# Does anyone shoot diamond by bowtcech???



## 2wyoming (Sep 5, 2007)

Theres many people here on AT that shoot Diamond.

Just wait a few hours til they get out of school, and get on.
Im sure youll get many responses


----------



## toyatacoma (Nov 17, 2007)

my friend has a diamond and he seems to love it


----------



## tylerolsen12 (Feb 8, 2007)

i have one it was a great bow smooth and decently fast i have an 06 victory i gave ti to my dad when i bought my hoyt last year that was 5 months ago and now i am back to bowtech


----------



## jrmysell (Mar 13, 2008)

I am looking to get a new bow the diamond bows look pretty cool.


----------



## Rory/MO (Jan 13, 2008)

you can just say diamond you dont have to say diamond by bowtech
lol


----------



## pinkliberty2010 (Jan 13, 2008)

I don't have a diamond edge but I do have a Diamond Liberty. I've worked on all kinds od diamond bows and honestly they're the only thing I'll shoot. I got my liberty for chrismas this year and I almost decided on getting an edge instead of my liberty. But I had to have my custom and unique one.


----------



## master hunter (Oct 9, 2007)

toyatacoma said:


> my friend has a diamond and he seems to love it


ya chris said that the only bow he likes


----------



## bowman221 (May 10, 2008)

I shoot a Diamond Edge 40# dialed back to 35# with a 24" draw...rolls smooth,nice dropoff,fairly accurate with factory package sights and arrow rest.


----------



## predatorboy13 (May 1, 2008)

i shoot the same with the boondocks package and 50 pound draw


----------



## Arrow_slinger43 (May 16, 2007)

i do, i shoot the black ice and love the thing. Getting some of my better groups with it.


----------



## black_ice_84 (May 16, 2008)

i started out with the diamond edge boondock package to get started in bowhunting last year, it was small for me, but i adjusted. i just didnt want to spend awhole lot of money and not like bow hunting, but i am hooked. about a week ago i bought a black ice and love it, that thing is super fast and powerful, i love it, and as far as im concerned,that is all i will shoot, no matter what my matthew shootin budies say ;p


----------



## b18intega (Nov 25, 2007)

i love my little youth bow (bowfishin) i got the edge too with 50#


----------



## hotdog71 (Nov 4, 2006)

i love my diamond liberty, the 70lb draw is super smooth, its super quiet with string whiskers and lore stabilizer and super fast for a 450g arrow, ive shot a mathews, they shoot sweet but would never hang up my bowtech :wink:


----------



## girlhunter (Apr 30, 2008)

predatorboy13 said:


> I am yet to find anyone else that is shooting a diamond bow by bowtech.
> 
> 
> I'm shooting a edge by diamond and it is amazing i wouldnt trade it for another bow!!!

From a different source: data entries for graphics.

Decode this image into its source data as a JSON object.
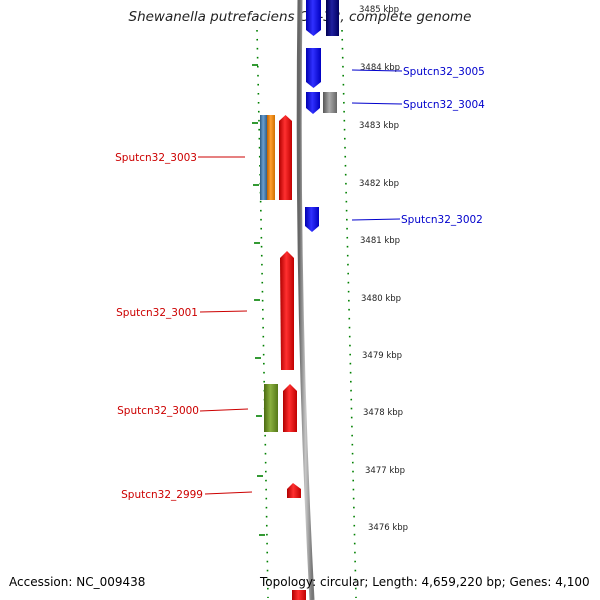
{
  "title": "Shewanella putrefaciens CN-32, complete genome",
  "accession_label": "Accession: NC_009438",
  "summary_label": "Topology: circular; Length: 4,659,220 bp; Genes: 4,100",
  "colors": {
    "reverse_cds": "#ff0000",
    "forward_cds": "#0000ff",
    "forward_dark": "#000080",
    "grey_feature": "#808080",
    "orange_feature": "#ff8c00",
    "steelblue_feature": "#4682b4",
    "olive_feature": "#6b8e23",
    "tick": "#008000",
    "backbone": "#808080"
  },
  "chart_data": {
    "type": "genome-map",
    "unit": "kbp",
    "axis_ticks": [
      "3485 kbp",
      "3484 kbp",
      "3483 kbp",
      "3482 kbp",
      "3481 kbp",
      "3480 kbp",
      "3479 kbp",
      "3478 kbp",
      "3477 kbp",
      "3476 kbp"
    ],
    "gene_labels": [
      {
        "name": "Sputcn32_3005",
        "strand": "forward"
      },
      {
        "name": "Sputcn32_3004",
        "strand": "forward"
      },
      {
        "name": "Sputcn32_3003",
        "strand": "reverse"
      },
      {
        "name": "Sputcn32_3002",
        "strand": "forward"
      },
      {
        "name": "Sputcn32_3001",
        "strand": "reverse"
      },
      {
        "name": "Sputcn32_3000",
        "strand": "reverse"
      },
      {
        "name": "Sputcn32_2999",
        "strand": "reverse"
      }
    ]
  }
}
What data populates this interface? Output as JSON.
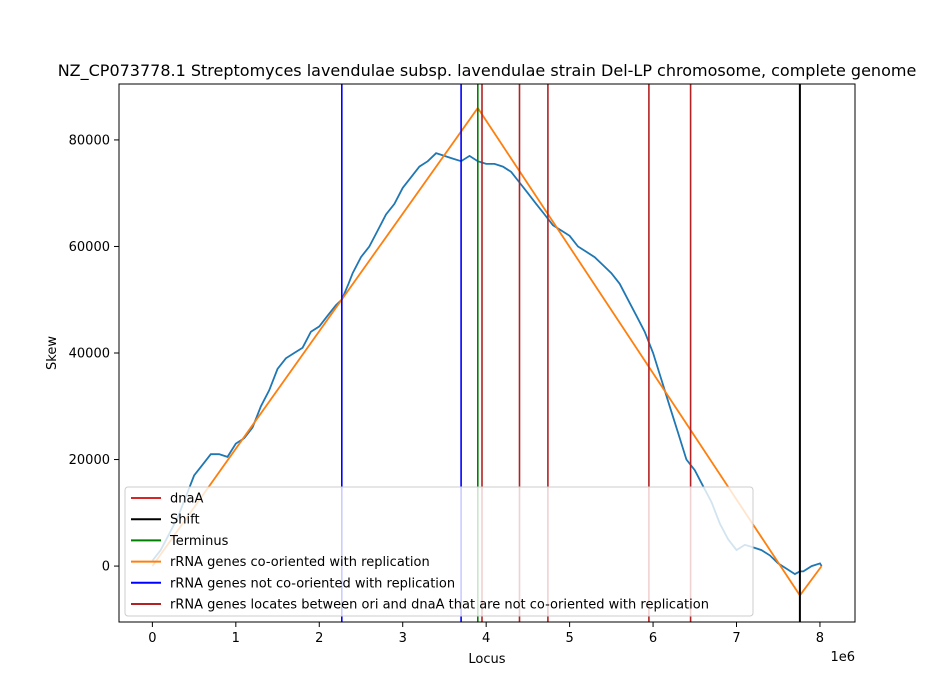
{
  "chart_data": {
    "type": "line",
    "title": "NZ_CP073778.1 Streptomyces lavendulae subsp. lavendulae strain Del-LP chromosome, complete genome",
    "xlabel": "Locus",
    "ylabel": "Skew",
    "x_offset_label": "1e6",
    "xlim": [
      -0.4,
      8.42
    ],
    "ylim": [
      -10500,
      90500
    ],
    "x_ticks": [
      0,
      1,
      2,
      3,
      4,
      5,
      6,
      7,
      8
    ],
    "y_ticks": [
      0,
      20000,
      40000,
      60000,
      80000
    ],
    "x_tick_labels": [
      "0",
      "1",
      "2",
      "3",
      "4",
      "5",
      "6",
      "7",
      "8"
    ],
    "y_tick_labels": [
      "0",
      "20000",
      "40000",
      "60000",
      "80000"
    ],
    "grid": false,
    "legend_position": "lower-left",
    "colors": {
      "skew": "#1f77b4",
      "dnaA": "#d62728",
      "shift": "#000000",
      "terminus": "#008000",
      "co_oriented": "#ff7f0e",
      "not_co_oriented": "#0000ff",
      "between_ori_dnaA": "#b22222"
    },
    "legend": [
      {
        "label": "dnaA",
        "color": "#d62728"
      },
      {
        "label": "Shift",
        "color": "#000000"
      },
      {
        "label": "Terminus",
        "color": "#008000"
      },
      {
        "label": "rRNA genes co-oriented with replication",
        "color": "#ff7f0e"
      },
      {
        "label": "rRNA genes not co-oriented with replication",
        "color": "#0000ff"
      },
      {
        "label": "rRNA genes locates between ori and dnaA that are not co-oriented with replication",
        "color": "#b22222"
      }
    ],
    "series": [
      {
        "name": "skew",
        "x": [
          0,
          0.1,
          0.2,
          0.3,
          0.4,
          0.5,
          0.6,
          0.7,
          0.8,
          0.9,
          1.0,
          1.1,
          1.2,
          1.3,
          1.4,
          1.5,
          1.6,
          1.7,
          1.8,
          1.9,
          2.0,
          2.1,
          2.2,
          2.27,
          2.35,
          2.4,
          2.5,
          2.6,
          2.7,
          2.8,
          2.9,
          3.0,
          3.1,
          3.2,
          3.3,
          3.4,
          3.5,
          3.6,
          3.7,
          3.8,
          3.9,
          4.0,
          4.1,
          4.2,
          4.3,
          4.4,
          4.5,
          4.6,
          4.7,
          4.8,
          4.9,
          5.0,
          5.1,
          5.2,
          5.3,
          5.4,
          5.5,
          5.6,
          5.7,
          5.8,
          5.9,
          6.0,
          6.1,
          6.2,
          6.3,
          6.4,
          6.5,
          6.6,
          6.7,
          6.8,
          6.9,
          7.0,
          7.1,
          7.2,
          7.3,
          7.4,
          7.5,
          7.6,
          7.7,
          7.76,
          7.8,
          7.9,
          8.0,
          8.02
        ],
        "y": [
          1000,
          3000,
          6000,
          9000,
          13000,
          17000,
          19000,
          21000,
          21000,
          20500,
          23000,
          24000,
          26000,
          30000,
          33000,
          37000,
          39000,
          40000,
          41000,
          44000,
          45000,
          47000,
          49000,
          50000,
          53000,
          55000,
          58000,
          60000,
          63000,
          66000,
          68000,
          71000,
          73000,
          75000,
          76000,
          77500,
          77000,
          76500,
          76000,
          77000,
          76000,
          75500,
          75500,
          75000,
          74000,
          72000,
          70000,
          68000,
          66000,
          64000,
          63000,
          62000,
          60000,
          59000,
          58000,
          56500,
          55000,
          53000,
          50000,
          47000,
          44000,
          40000,
          35000,
          30000,
          25000,
          20000,
          18000,
          15000,
          12000,
          8000,
          5000,
          3000,
          4000,
          3500,
          3000,
          2000,
          500,
          -500,
          -1500,
          -1000,
          -1000,
          0,
          500,
          0
        ]
      },
      {
        "name": "rRNA genes co-oriented with replication",
        "x": [
          0,
          3.9,
          7.76,
          8.02
        ],
        "y": [
          0,
          86000,
          -5500,
          0
        ]
      }
    ],
    "vertical_lines": [
      {
        "category": "not_co_oriented",
        "x": 2.27
      },
      {
        "category": "not_co_oriented",
        "x": 3.7
      },
      {
        "category": "terminus",
        "x": 3.9
      },
      {
        "category": "between_ori_dnaA",
        "x": 3.95
      },
      {
        "category": "between_ori_dnaA",
        "x": 4.4
      },
      {
        "category": "between_ori_dnaA",
        "x": 4.74
      },
      {
        "category": "between_ori_dnaA",
        "x": 5.95
      },
      {
        "category": "between_ori_dnaA",
        "x": 6.45
      },
      {
        "category": "shift",
        "x": 7.76
      }
    ]
  }
}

um. my dad is looking to get me the edge by diamond. can u tell me some things about it. pm me!


----------



## b18intega (Nov 25, 2007)

i got one for bowfishin, i got 50# on it right now, pretty light need a 60# or 70#


----------



## Robinhooder3 (Jun 18, 2008)

I have an 07 justice.


----------



## bow_junkie (May 7, 2007)

i have an old diamond before bowtech bought them out. its slow but it is pinpoint accurate. it is by far the best bow that i have ever owned.


----------



## jrsarch (Apr 11, 2007)

2wyoming said:


> Theres many people here on AT that shoot Diamond.
> 
> Just wait a few hours til they get out of school, and get on.
> Im sure youll get many responses


i used to shoot hoyt, many different models. now i shoot a diamond....


----------



## gareed13 (Aug 14, 2007)

i got a diaomond edge i love it!!!


----------



## Byrd (Oct 18, 2002)

I have a 2008 Diamond Liberty and I have shot this bow better than any bow I have had and I think the number is up around 20 or more. Really like the invelvet finish on it.


----------



## predatorboy13 (May 1, 2008)

alright i loved the bow and it was a great bow but i moved on....
so now i have the cuda by elite archery and elite has to be the best bow i have ever touched all those others dont even compare!!!!!:wink:


----------



## kaibab-hunter74 (Dec 11, 2006)

predatorboy13 said:


> alright i loved the bow and it was a great bow but i moved on....
> so now i have the cuda by elite archery and elite has to be the best bow i have ever touched all those others dont even compare!!!!!:wink:


Elite pos............


----------



## younggun01 (Jul 30, 2006)

*diamond marquis*

im looking at the 08 dimond marquis. does anyone know if the draw lengths are ajustable. and do u have to buy new cams or is it just like an allen screw to take out and move? pm me please


----------



## jrmysell (Mar 13, 2008)

It takes modules so you just have to take 2 screws out.


----------



## possum boy (Sep 7, 2008)

i have an '07 black ice and i LOVE IT!!!


----------



## 3DBIGBULLX (Dec 30, 2004)

82nd Airborne for me!


----------



## Mattones (Sep 25, 2008)

i just bought a 2008 Justice today! and am loving it. Can't wait to hunt!


----------



## PA3-DArcher4 (Nov 5, 2008)

I got a Diamond RaptureLite. Too bad its goin on the AT classifieds after the season!!(grown out of it)


----------



## Evinrude (May 31, 2007)

Bowtech General


----------